Graph courtesy FTR and Truckstop.com

As FTR and Truckstop.com apply "big data" analysis to spot market pricing, Noel Perry, FTR transportation economist, offers some insights into the volatility of spot pricing and how spot prices correlate with contract pricing.

1. Spot prices have been rising more than contract prices.

The data being analyzed starts in the first quarter of 2008, just before the big downturn. Since the bottom of that recession, contract prices have averaged a 1% quarter over quarter growth (annualized). Even with the big decline last year, spot prices have averaged 2%. This is consistent with the big move of random freight from the edges of contracts into the spot market, Perry notes. Volume has built, and so have rates.

"I expect this trend to peak in 2019 with the coming crisis in regulatory drag," Perry says. "After that is unclear."

2. Spot prices are way more volatile.

This is no surprise, Perry says. The spot market is defined as the home of swings in random demand. The capacity pressure indices calculated by Truckstop.com and DAT both swing widely in almost lockstep. It follows that price changes swing widely.

The standard deviation of spot rate changes since the bottom of the last recession is five times larger than that of contract rates. "In case you have forgotten your college stat definitions, that means spot rate growth varies five times more than contract rate growth," he says.

3. Both spot and contract pricing lag changes in capacity utilization.

With spot prices, the lags between market events and price response are short, perhaps up to a quarter, Perry says. The response is not instantaneous because truckers and shippers take time to realize that a change is required. There are also some small delays in the statistics. As big data (and forecasting tools) emerge, this lag should be shortened because market decision makers will know that something is happening sooner, he notes.

Contract rates have a much more noticeable lag. They tend to peak two quarters after spot rates move. In part, this is due to the nature of data collection and the schedule for contract renewals. In part, it is the lag in capacity migration between the two segments.

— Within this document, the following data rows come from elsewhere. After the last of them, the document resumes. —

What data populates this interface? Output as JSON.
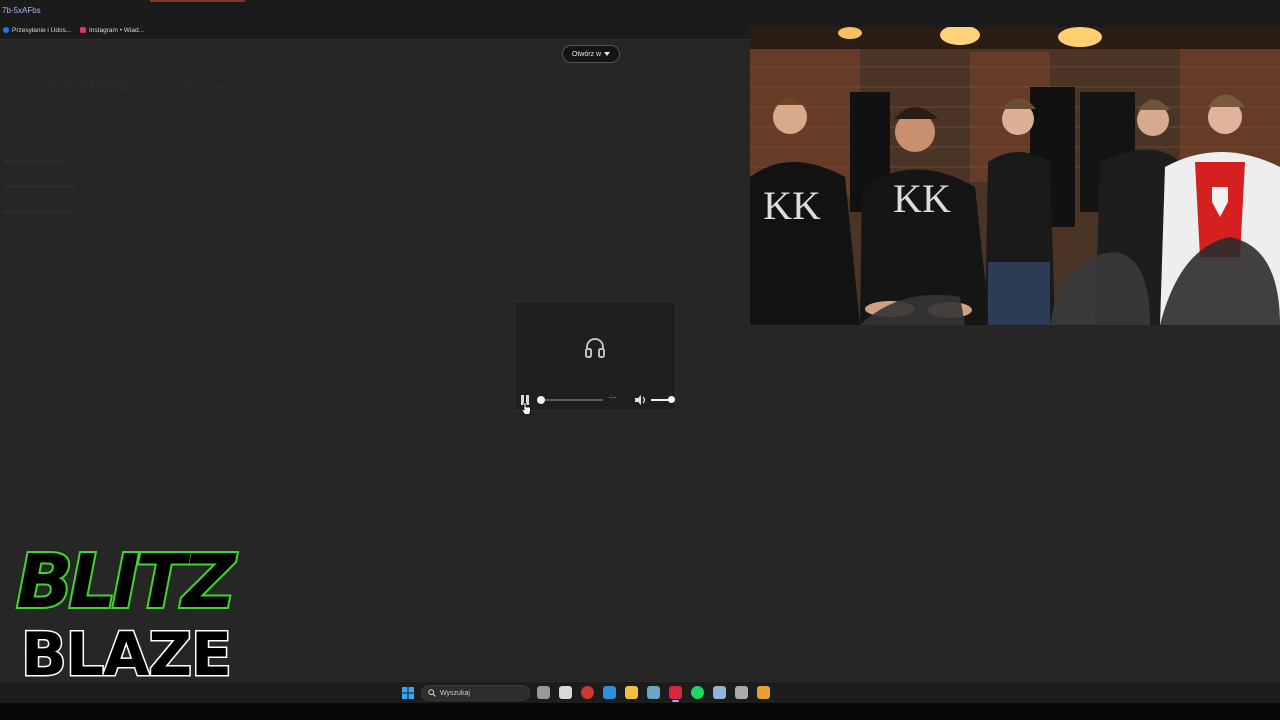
{
  "browser": {
    "url_fragment": "7b-5xAFbs",
    "bookmarks": [
      {
        "label": "Przesyłanie i Udos...",
        "icon": "facebook-icon",
        "color": "#1877f2"
      },
      {
        "label": "Instagram • Wiad...",
        "icon": "instagram-icon",
        "color": "#e1306c"
      }
    ]
  },
  "viewer": {
    "open_button_label": "Otwórz w",
    "ghost_texts": [
      "BLITZ KLIDA 8OCE18",
      "# prod. 44ye"
    ],
    "player": {
      "icon": "headphones-icon",
      "state": "playing",
      "progress": 0.0,
      "volume": 1.0,
      "time_label": "-:--"
    }
  },
  "overlay": {
    "logo_line1": "BLITZ",
    "logo_line2": "BLAZE",
    "logo_color": "#3fd62a"
  },
  "taskbar": {
    "search_placeholder": "Wyszukaj",
    "apps": [
      {
        "name": "task-view-icon",
        "color": "#9a9a9a"
      },
      {
        "name": "calendar-icon",
        "color": "#d9d9d9"
      },
      {
        "name": "browser-icon",
        "color": "#c83a30"
      },
      {
        "name": "vscode-icon",
        "color": "#2f8fd8"
      },
      {
        "name": "file-explorer-icon",
        "color": "#f0c040"
      },
      {
        "name": "app-icon",
        "color": "#6aa6c8"
      },
      {
        "name": "opera-icon",
        "color": "#d7263d"
      },
      {
        "name": "spotify-icon",
        "color": "#1ed760"
      },
      {
        "name": "app2-icon",
        "color": "#8fb3d9"
      },
      {
        "name": "app3-icon",
        "color": "#aaaaaa"
      },
      {
        "name": "app4-icon",
        "color": "#e8a030"
      }
    ]
  }
}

Both customers and carriers work to keep market conditions stable in this segment," Perry explains. Changes, increasingly come from outside forces overwhelming those efforts. Driver supply is one good example of such outside forces. If spot rates rise at some point, drivers serving that market (and carriers) will earn enough to justify leaving dependable contract situations. But rates have to climb and stay high for a while before drivers will take that risk.

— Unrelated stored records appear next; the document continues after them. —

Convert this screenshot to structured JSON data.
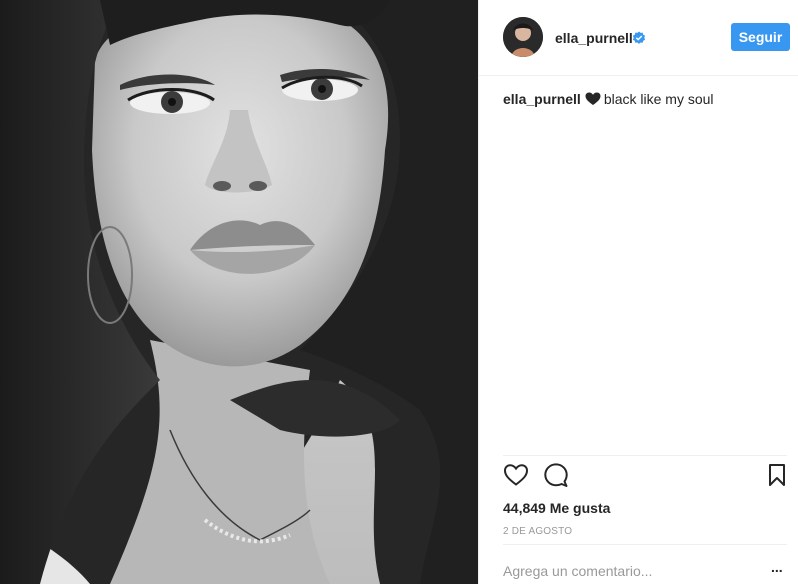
{
  "post": {
    "image_alt": "Black and white close-up selfie photo",
    "author": {
      "username": "ella_purnell",
      "verified": true,
      "avatar_icon": "profile-photo"
    },
    "follow_label": "Seguir",
    "caption": {
      "username": "ella_purnell",
      "emoji": "black-heart",
      "text": "black like my soul"
    },
    "actions": {
      "like_icon": "heart-outline-icon",
      "comment_icon": "comment-bubble-icon",
      "save_icon": "bookmark-icon"
    },
    "likes_text": "44,849 Me gusta",
    "date_text": "2 de agosto",
    "comment_placeholder": "Agrega un comentario...",
    "more_label": "..."
  },
  "colors": {
    "accent": "#3897f0",
    "text": "#262626",
    "muted": "#999999",
    "divider": "#efefef"
  }
}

"We know from history that strong changes in rate levels tend to last longer than one would expect," Perry said. "Both carriers and shippers get used to market conditions and tend to sustain them for a while after market conditions change. This is human nature.”

He pointed out two recent instances of this. First, the six-month capacity crisis of early 2004 funded a two-year burst in rates. More recently, the 2014 spot rate acceleration lasted until mid-2015 despite the fact that its first accelerant, bad winter weather, subsided by June of 2014, and the second accelerant, hours of service changes, were suspended in December 2014.